Many of us feel frustrated and sad about everything we can’t change in the world, but would you say that doing things in your backyard helped with that?
Of course! I mean, since it is Pride Month, we’ll talk about that. I’m gay, but I didn’t introduce the Pride resolution in my county because of who I am. It was because other folks in the community had called or emailed or sent a message to me saying we’d never had a Pride resolution in our county before from a city council. So, they asked me to convince the other council members to vote for it.
The people who reached out to me had the most incredible stories. They spoke at public sessions and meetings about their experiences, many of which weren’t easy to share. Watching them do that gave me the strength to go ahead and push for the resolution. It’s amazing how you can be inspired to make a change by one person telling a story. There are folks out there who need someone to speak for them [and take action a little closer to home].
What’s been your favorite experience about your journey as your strength has evolved?
I started this journey accidentally because my husband loves technology and loves buying gadgets. My husband kept mentioning these ads that he had seen for a digital weight machine, and he always wants to buy the newest and latest technology, and I said sure!
The last time I had seriously worked out was in 2007, and I was just constantly frustrated with my general lack of strength and energy, and I got tired of feeling that way. I wasn’t really looking to improve myself, but I knew something was missing. Tonal organically started to improve my life.

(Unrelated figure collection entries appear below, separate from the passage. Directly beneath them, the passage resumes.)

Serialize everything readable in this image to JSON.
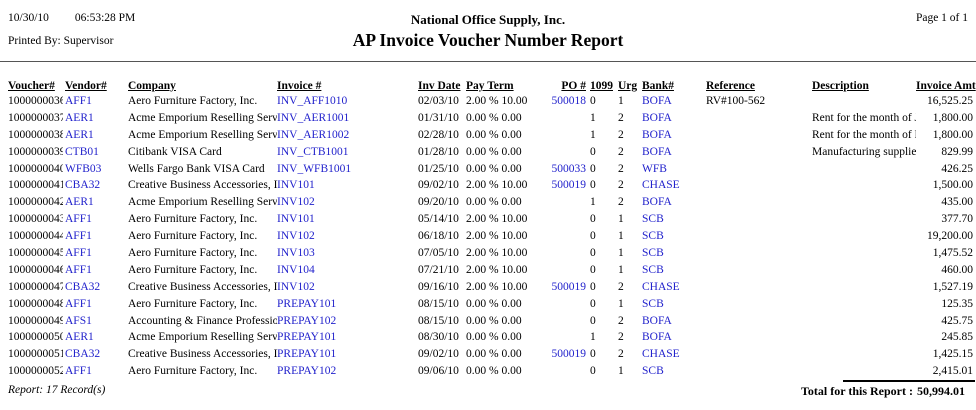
{
  "colors": {
    "link": "#2222cc",
    "text": "#000000",
    "rule": "#555555"
  },
  "page": {
    "date": "10/30/10",
    "time": "06:53:28 PM",
    "printed_by": "Printed By: Supervisor",
    "company_name": "National Office Supply, Inc.",
    "report_title": "AP Invoice Voucher Number Report",
    "page_indicator": "Page 1 of 1"
  },
  "table": {
    "columns": [
      {
        "key": "voucher",
        "label": "Voucher#"
      },
      {
        "key": "vendor",
        "label": "Vendor#",
        "link": true
      },
      {
        "key": "company",
        "label": "Company"
      },
      {
        "key": "invoice",
        "label": "Invoice #",
        "link": true
      },
      {
        "key": "inv_date",
        "label": "Inv Date"
      },
      {
        "key": "pay_term",
        "label": "Pay Term"
      },
      {
        "key": "po",
        "label": "PO #",
        "link": true
      },
      {
        "key": "1099",
        "label": "1099"
      },
      {
        "key": "urg",
        "label": "Urg"
      },
      {
        "key": "bank",
        "label": "Bank#",
        "link": true
      },
      {
        "key": "reference",
        "label": "Reference"
      },
      {
        "key": "description",
        "label": "Description"
      },
      {
        "key": "amount",
        "label": "Invoice Amt"
      }
    ],
    "rows": [
      {
        "voucher": "1000000036",
        "vendor": "AFF1",
        "company": "Aero Furniture Factory, Inc.",
        "invoice": "INV_AFF1010",
        "inv_date": "02/03/10",
        "pay_term": "2.00 % 10.00",
        "po": "500018",
        "1099": "0",
        "urg": "1",
        "bank": "BOFA",
        "reference": "RV#100-562",
        "description": "",
        "amount": "16,525.25"
      },
      {
        "voucher": "1000000037",
        "vendor": "AER1",
        "company": "Acme Emporium Reselling Servic",
        "invoice": "INV_AER1001",
        "inv_date": "01/31/10",
        "pay_term": "0.00 % 0.00",
        "po": "",
        "1099": "1",
        "urg": "2",
        "bank": "BOFA",
        "reference": "",
        "description": "Rent for the month of Ja",
        "amount": "1,800.00"
      },
      {
        "voucher": "1000000038",
        "vendor": "AER1",
        "company": "Acme Emporium Reselling Servic",
        "invoice": "INV_AER1002",
        "inv_date": "02/28/10",
        "pay_term": "0.00 % 0.00",
        "po": "",
        "1099": "1",
        "urg": "2",
        "bank": "BOFA",
        "reference": "",
        "description": "Rent for the month of F",
        "amount": "1,800.00"
      },
      {
        "voucher": "1000000039",
        "vendor": "CTB01",
        "company": "Citibank VISA Card",
        "invoice": "INV_CTB1001",
        "inv_date": "01/28/10",
        "pay_term": "0.00 % 0.00",
        "po": "",
        "1099": "0",
        "urg": "2",
        "bank": "BOFA",
        "reference": "",
        "description": "Manufacturing supplies",
        "amount": "829.99"
      },
      {
        "voucher": "1000000040",
        "vendor": "WFB03",
        "company": "Wells Fargo Bank VISA Card",
        "invoice": "INV_WFB1001",
        "inv_date": "01/25/10",
        "pay_term": "0.00 % 0.00",
        "po": "500033",
        "1099": "0",
        "urg": "2",
        "bank": "WFB",
        "reference": "",
        "description": "",
        "amount": "426.25"
      },
      {
        "voucher": "1000000041",
        "vendor": "CBA32",
        "company": "Creative Business Accessories, In",
        "invoice": "INV101",
        "inv_date": "09/02/10",
        "pay_term": "2.00 % 10.00",
        "po": "500019",
        "1099": "0",
        "urg": "2",
        "bank": "CHASE",
        "reference": "",
        "description": "",
        "amount": "1,500.00"
      },
      {
        "voucher": "1000000042",
        "vendor": "AER1",
        "company": "Acme Emporium Reselling Servic",
        "invoice": "INV102",
        "inv_date": "09/20/10",
        "pay_term": "0.00 % 0.00",
        "po": "",
        "1099": "1",
        "urg": "2",
        "bank": "BOFA",
        "reference": "",
        "description": "",
        "amount": "435.00"
      },
      {
        "voucher": "1000000043",
        "vendor": "AFF1",
        "company": "Aero Furniture Factory, Inc.",
        "invoice": "INV101",
        "inv_date": "05/14/10",
        "pay_term": "2.00 % 10.00",
        "po": "",
        "1099": "0",
        "urg": "1",
        "bank": "SCB",
        "reference": "",
        "description": "",
        "amount": "377.70"
      },
      {
        "voucher": "1000000044",
        "vendor": "AFF1",
        "company": "Aero Furniture Factory, Inc.",
        "invoice": "INV102",
        "inv_date": "06/18/10",
        "pay_term": "2.00 % 10.00",
        "po": "",
        "1099": "0",
        "urg": "1",
        "bank": "SCB",
        "reference": "",
        "description": "",
        "amount": "19,200.00"
      },
      {
        "voucher": "1000000045",
        "vendor": "AFF1",
        "company": "Aero Furniture Factory, Inc.",
        "invoice": "INV103",
        "inv_date": "07/05/10",
        "pay_term": "2.00 % 10.00",
        "po": "",
        "1099": "0",
        "urg": "1",
        "bank": "SCB",
        "reference": "",
        "description": "",
        "amount": "1,475.52"
      },
      {
        "voucher": "1000000046",
        "vendor": "AFF1",
        "company": "Aero Furniture Factory, Inc.",
        "invoice": "INV104",
        "inv_date": "07/21/10",
        "pay_term": "2.00 % 10.00",
        "po": "",
        "1099": "0",
        "urg": "1",
        "bank": "SCB",
        "reference": "",
        "description": "",
        "amount": "460.00"
      },
      {
        "voucher": "1000000047",
        "vendor": "CBA32",
        "company": "Creative Business Accessories, In",
        "invoice": "INV102",
        "inv_date": "09/16/10",
        "pay_term": "2.00 % 10.00",
        "po": "500019",
        "1099": "0",
        "urg": "2",
        "bank": "CHASE",
        "reference": "",
        "description": "",
        "amount": "1,527.19"
      },
      {
        "voucher": "1000000048",
        "vendor": "AFF1",
        "company": "Aero Furniture Factory, Inc.",
        "invoice": "PREPAY101",
        "inv_date": "08/15/10",
        "pay_term": "0.00 % 0.00",
        "po": "",
        "1099": "0",
        "urg": "1",
        "bank": "SCB",
        "reference": "",
        "description": "",
        "amount": "125.35"
      },
      {
        "voucher": "1000000049",
        "vendor": "AFS1",
        "company": "Accounting & Finance Profession",
        "invoice": "PREPAY102",
        "inv_date": "08/15/10",
        "pay_term": "0.00 % 0.00",
        "po": "",
        "1099": "0",
        "urg": "2",
        "bank": "BOFA",
        "reference": "",
        "description": "",
        "amount": "425.75"
      },
      {
        "voucher": "1000000050",
        "vendor": "AER1",
        "company": "Acme Emporium Reselling Servic",
        "invoice": "PREPAY101",
        "inv_date": "08/30/10",
        "pay_term": "0.00 % 0.00",
        "po": "",
        "1099": "1",
        "urg": "2",
        "bank": "BOFA",
        "reference": "",
        "description": "",
        "amount": "245.85"
      },
      {
        "voucher": "1000000051",
        "vendor": "CBA32",
        "company": "Creative Business Accessories, In",
        "invoice": "PREPAY101",
        "inv_date": "09/02/10",
        "pay_term": "0.00 % 0.00",
        "po": "500019",
        "1099": "0",
        "urg": "2",
        "bank": "CHASE",
        "reference": "",
        "description": "",
        "amount": "1,425.15"
      },
      {
        "voucher": "1000000052",
        "vendor": "AFF1",
        "company": "Aero Furniture Factory, Inc.",
        "invoice": "PREPAY102",
        "inv_date": "09/06/10",
        "pay_term": "0.00 % 0.00",
        "po": "",
        "1099": "0",
        "urg": "1",
        "bank": "SCB",
        "reference": "",
        "description": "",
        "amount": "2,415.01"
      }
    ]
  },
  "footer": {
    "record_count": "Report: 17 Record(s)",
    "total_label": "Total for this Report :",
    "total_amount": "50,994.01"
  }
}
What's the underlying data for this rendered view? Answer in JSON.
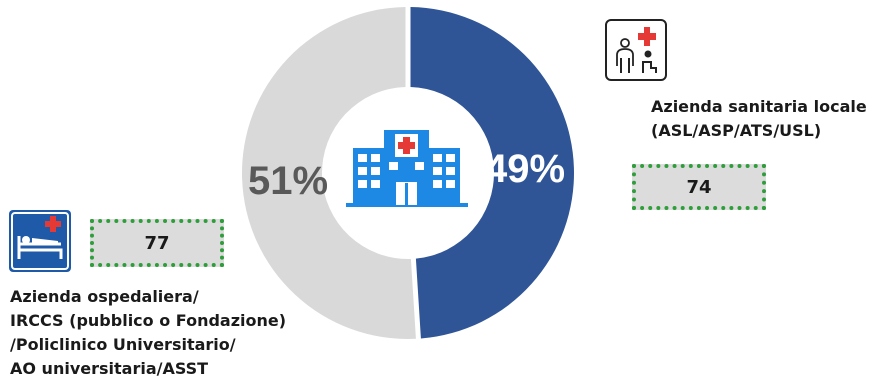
{
  "chart_data": {
    "type": "pie",
    "variant": "donut",
    "slices": [
      {
        "value": 49,
        "label": "49%",
        "color": "#2f5597"
      },
      {
        "value": 51,
        "label": "51%",
        "color": "#d9d9d9"
      }
    ]
  },
  "categories": {
    "asl": {
      "label_line1": "Azienda sanitaria locale",
      "label_line2": "(ASL/ASP/ATS/USL)",
      "count": "74",
      "icon": "doctor-patient-icon"
    },
    "ao": {
      "label_line1": "Azienda ospedaliera/",
      "label_line2": "IRCCS (pubblico o Fondazione)",
      "label_line3": "/Policlinico Universitario/",
      "label_line4": "AO universitaria/ASST",
      "count": "77",
      "icon": "hospital-bed-icon"
    }
  },
  "center_icon": "hospital-building-icon",
  "colors": {
    "accent": "#2f5597",
    "box_border": "#2e9e3a",
    "icon_blue": "#1e88e5",
    "red_cross": "#e53935"
  }
}
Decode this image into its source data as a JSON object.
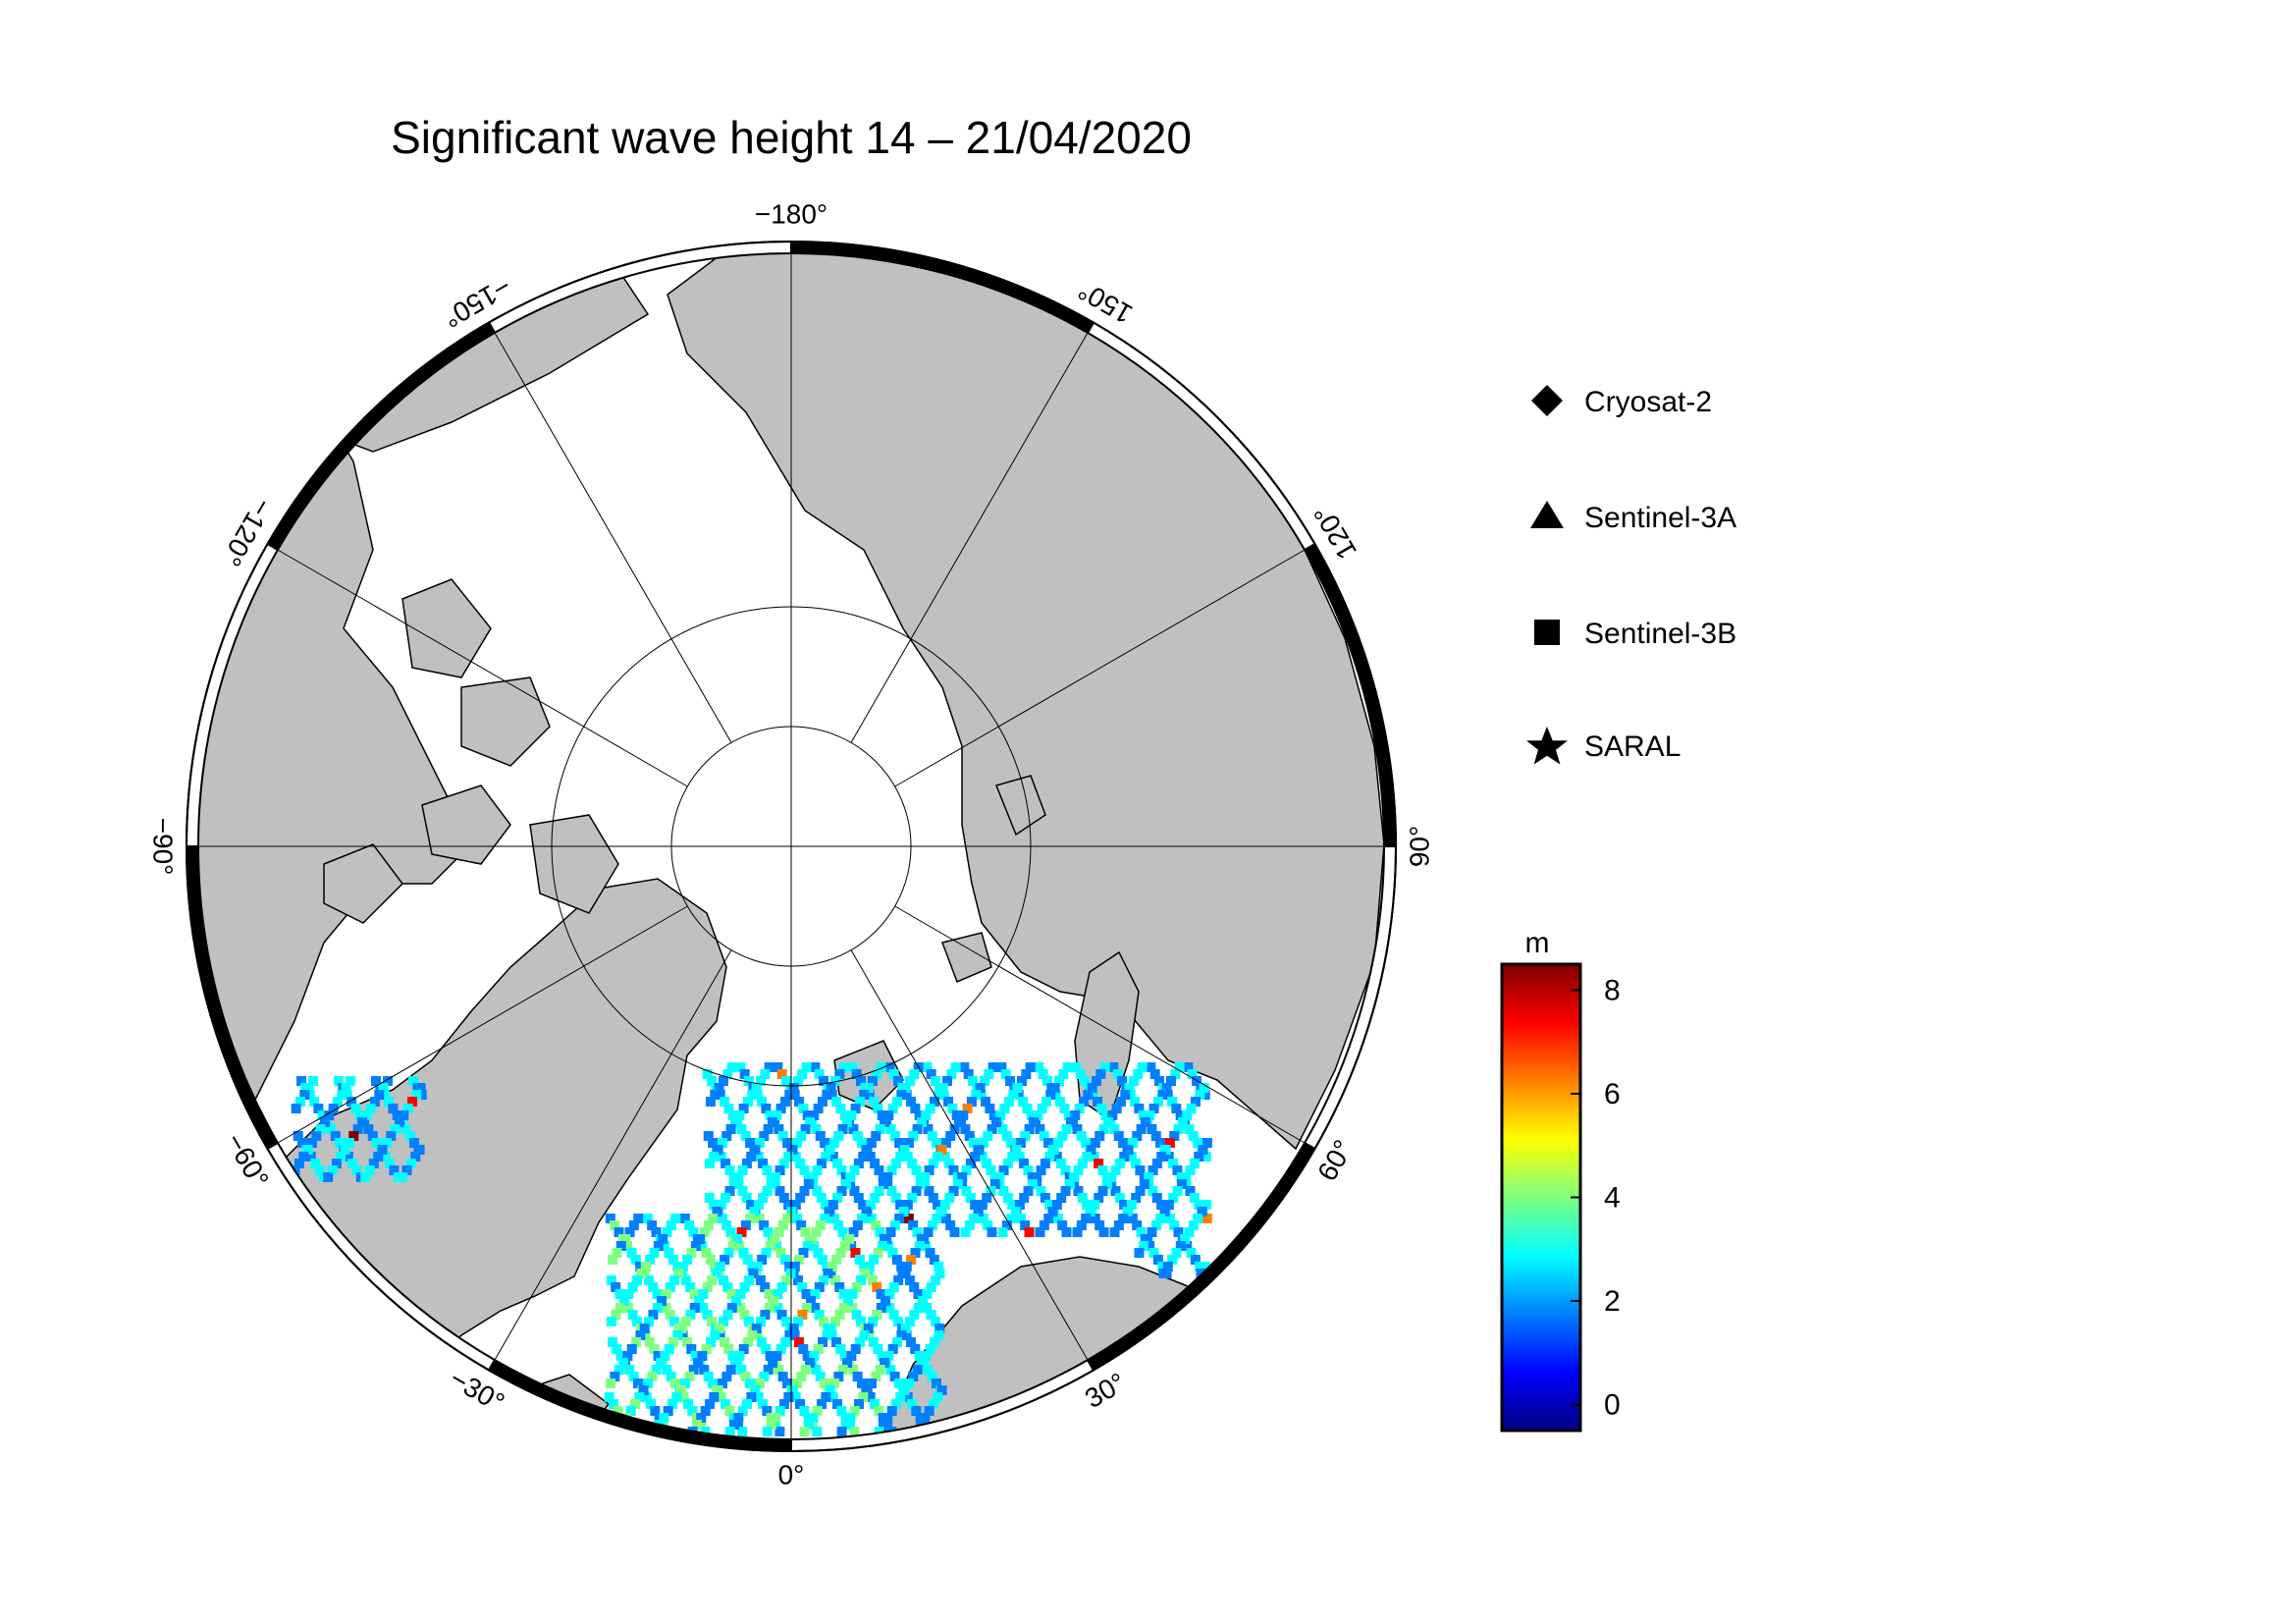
{
  "title": "Significant wave height 14 – 21/04/2020",
  "map": {
    "projection": "north polar stereographic",
    "longitude_labels": [
      {
        "lon": 0,
        "text": "0°"
      },
      {
        "lon": 30,
        "text": "30°"
      },
      {
        "lon": 60,
        "text": "60°"
      },
      {
        "lon": 90,
        "text": "90°"
      },
      {
        "lon": 120,
        "text": "120°"
      },
      {
        "lon": 150,
        "text": "150°"
      },
      {
        "lon": -180,
        "text": "−180°"
      },
      {
        "lon": -150,
        "text": "−150°"
      },
      {
        "lon": -120,
        "text": "−120°"
      },
      {
        "lon": -90,
        "text": "−90°"
      },
      {
        "lon": -60,
        "text": "−60°"
      },
      {
        "lon": -30,
        "text": "−30°"
      }
    ],
    "colors": {
      "land": "#c0c0c0",
      "ocean": "#ffffff",
      "grid": "#000000"
    }
  },
  "legend": {
    "items": [
      {
        "symbol": "diamond",
        "label": "Cryosat-2"
      },
      {
        "symbol": "triangle",
        "label": "Sentinel-3A"
      },
      {
        "symbol": "square",
        "label": "Sentinel-3B"
      },
      {
        "symbol": "star",
        "label": "SARAL"
      }
    ]
  },
  "colorbar": {
    "unit": "m",
    "range": [
      -0.5,
      8.5
    ],
    "ticks": [
      {
        "value": 0,
        "text": "0"
      },
      {
        "value": 2,
        "text": "2"
      },
      {
        "value": 4,
        "text": "4"
      },
      {
        "value": 6,
        "text": "6"
      },
      {
        "value": 8,
        "text": "8"
      }
    ],
    "colormap": [
      "#00007f",
      "#0000ff",
      "#007fff",
      "#00ffff",
      "#7fff7f",
      "#ffff00",
      "#ff7f00",
      "#ff0000",
      "#7f0000"
    ]
  }
}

I’ve spent 42 years beating up my body. So when I’m going through any process, I try to remember that it took me 42 years to get here. It’s okay if it takes a few more to get the rest of it right.
I can do about 40 push-ups now, but my biggest source of pride is that I’ve mastered barre classes. I look like a demented ballerina, but when Coach Gabby looks at you through the screen and says, come on, baby, I know I’m getting through every pose!